Many of those who write about the regulation of media (myself included) get very excited about questions of access, particularly in relation to new media, with things like positioning on an electronic programming guide (EPG) or the ongoing net neutrality debate getting lots of coverage, at least in academic circles to begin with. I’m reminded by a story on the Press Gazette’s website, though, that physical ‘access’ questions are still very important as a matter of the media industries. Indeed, this particular version of the question is a relatively new one, and it’s quite nice that new topics like this continue to pop up.
The article in question is about the Evening Standard, which is in the process of switching from cover price to free distribution, reaching what is referred to as a short-term deal for the use of the ‘bins’ in London railway stations (mainline stations like Waterloo, Euston and Liverpool Street, not Tube). These familiar structures are used for the Metro newspaper in the mornings, and will now contain free Standards (instead of the much-missed London Paper) in the evening. They’re apparently owned by Network Rail (which operates these stations) and have been the subject of a tendering process in the past, according to this 2006 Guardian article (written in the olden times before the now-abandoned thelondonpaper hit the streets). As far as I know, the Evening Standard has an existing separate deal for paper-sellers setting up inside Network Rail-owned stations, but presumably the bins are important as as part of the new model, they can simply stack piles of papers there and allow them to be picked up by customers as they pass through the stations.

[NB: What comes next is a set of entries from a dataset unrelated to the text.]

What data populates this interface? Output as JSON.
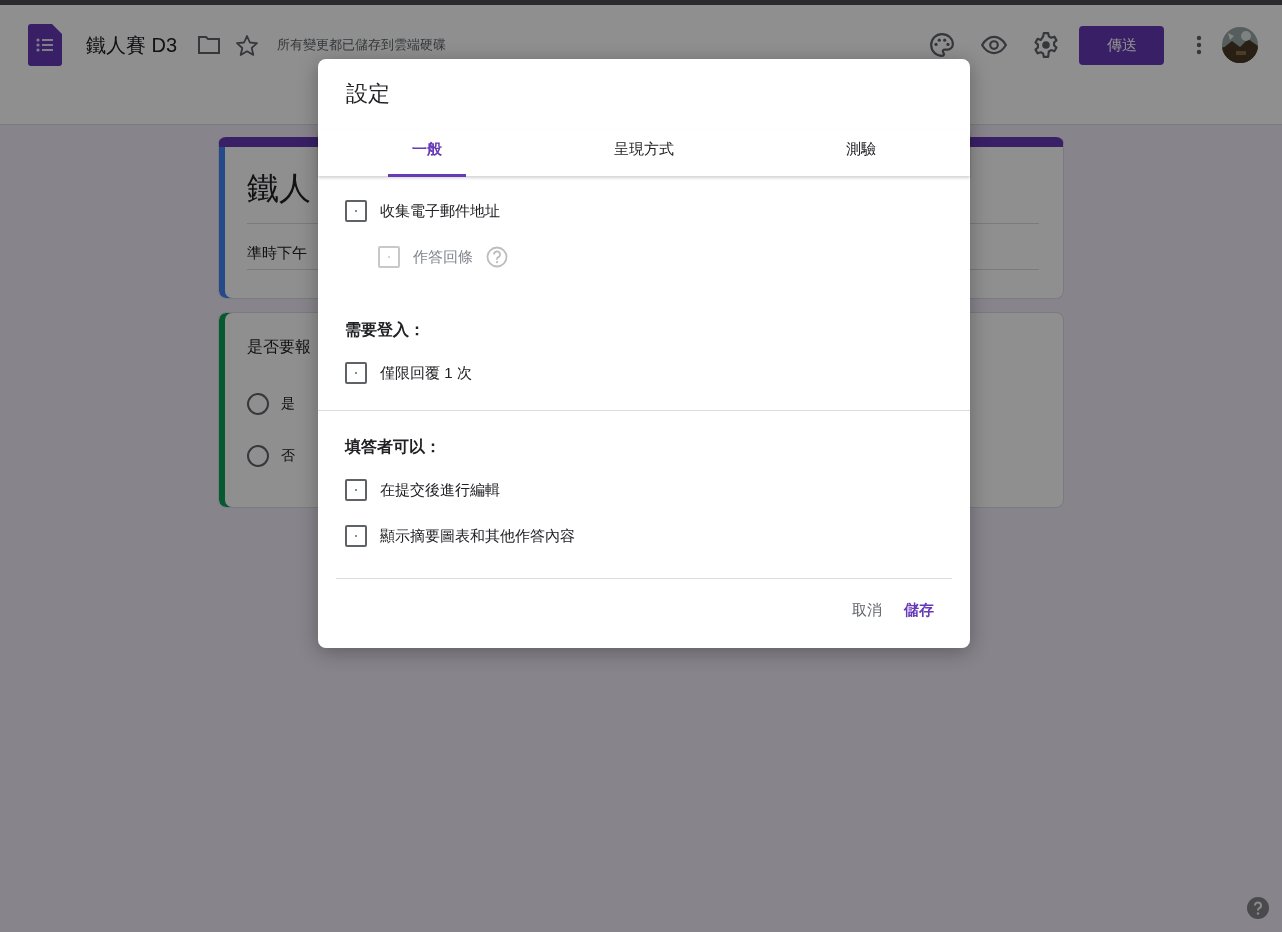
{
  "header": {
    "title": "鐵人賽 D3",
    "save_status": "所有變更都已儲存到雲端硬碟",
    "send_button": "傳送"
  },
  "form_cards": [
    {
      "kind": "title",
      "title": "鐵人",
      "description": "準時下午"
    },
    {
      "kind": "question",
      "question": "是否要報",
      "options": [
        {
          "label": "是",
          "selected": false
        },
        {
          "label": "否",
          "selected": false
        }
      ]
    }
  ],
  "dialog": {
    "title": "設定",
    "tabs": [
      {
        "label": "一般",
        "selected": true
      },
      {
        "label": "呈現方式",
        "selected": false
      },
      {
        "label": "測驗",
        "selected": false
      }
    ],
    "sections": [
      {
        "items": [
          {
            "label": "收集電子郵件地址",
            "checked": false,
            "disabled": false,
            "children": [
              {
                "label": "作答回條",
                "checked": false,
                "disabled": true,
                "help": true
              }
            ]
          }
        ]
      },
      {
        "heading": "需要登入：",
        "items": [
          {
            "label": "僅限回覆 1 次",
            "checked": false,
            "disabled": false
          }
        ]
      },
      {
        "heading": "填答者可以：",
        "items": [
          {
            "label": "在提交後進行編輯",
            "checked": false,
            "disabled": false
          },
          {
            "label": "顯示摘要圖表和其他作答內容",
            "checked": false,
            "disabled": false
          }
        ]
      }
    ],
    "buttons": [
      {
        "label": "取消",
        "kind": "cancel"
      },
      {
        "label": "儲存",
        "kind": "primary"
      }
    ]
  }
}
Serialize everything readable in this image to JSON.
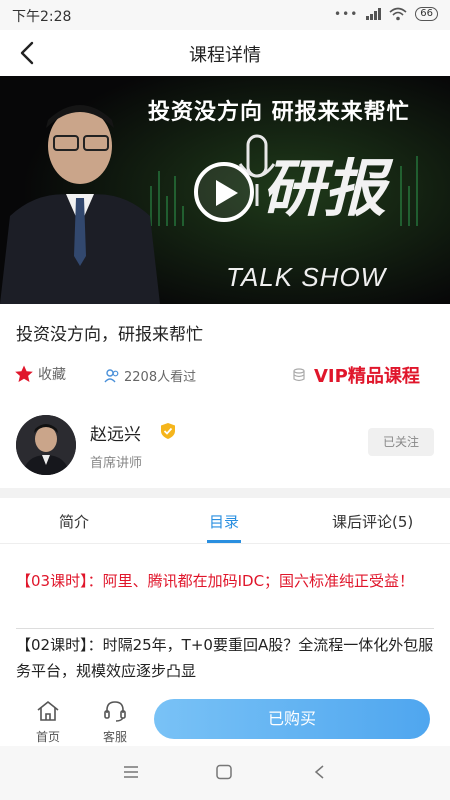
{
  "status_bar": {
    "time": "下午2:28",
    "battery": "66"
  },
  "nav": {
    "title": "课程详情"
  },
  "hero": {
    "headline": "投资没方向 研报来来帮忙",
    "big_text": "研报",
    "talk_show": "TALK SHOW"
  },
  "course": {
    "title": "投资没方向，研报来帮忙"
  },
  "meta": {
    "favorite_label": "收藏",
    "views_label": "2208人看过",
    "vip_label": "VIP精品课程"
  },
  "teacher": {
    "name": "赵远兴",
    "role": "首席讲师",
    "follow_label": "已关注"
  },
  "tabs": [
    {
      "label": "简介"
    },
    {
      "label": "目录"
    },
    {
      "label": "课后评论(5)"
    }
  ],
  "active_tab": "目录",
  "lessons": [
    {
      "text": "【03课时】：阿里、腾讯都在加码IDC；国六标准纯正受益！"
    },
    {
      "text": "【02课时】：时隔25年，T+0要重回A股？全流程一体化外包服务平台，规模效应逐步凸显"
    }
  ],
  "bottom_bar": {
    "home_label": "首页",
    "service_label": "客服",
    "buy_label": "已购买"
  },
  "colors": {
    "accent": "#2a8fe0",
    "vip_red": "#e0162b",
    "buy_button": "#5aaef0"
  },
  "icons": [
    "back-arrow-icon",
    "play-icon",
    "star-icon",
    "users-icon",
    "coin-stack-icon",
    "verified-badge-icon",
    "home-icon",
    "headset-icon",
    "menu-icon",
    "square-icon",
    "back-triangle-icon"
  ]
}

There’s a lot of law here, too; one of the most interesting ECJ decisions is about a newspaper distribution network (Bronner v Mediaprint, which I have cited on a number of occasions, though there’s a lot more work that could be done on that topic), and the London bins (which were first the subject of an exclusive agreement with Associated Newspapers, who ran and run the Metro paper in London) have been the subject of an OFT investigation between 2003 and 2006 (see here). Indeed, the resolution of the OFT involvement was to allow others to bid for the ‘afternoon’ slot. I’d rather see a range of newspapers available from the bins, especially as the bins are in many cases provided under the auspices of public bodies (Transport for London) or quasi-public bodies (Network Rail). I appreciate that the distribution deals are useful revenue-generators, but there are plenty of opportunities in railway stations to monetise the eyeballs (or insert your own favourite marketing prhase), and there may well be a way to raise useful revenue while also facilitating a range of newspapers. That is, if the free newspapers survive! The other dimension, of course, is that the Standard is no longer owned by the same company that owns the London version of Metro; if it was, we’d probably be back to square one. Associated Newspapers continue to publish London Lite (without access to the station facilities), so there are interesting times ahead.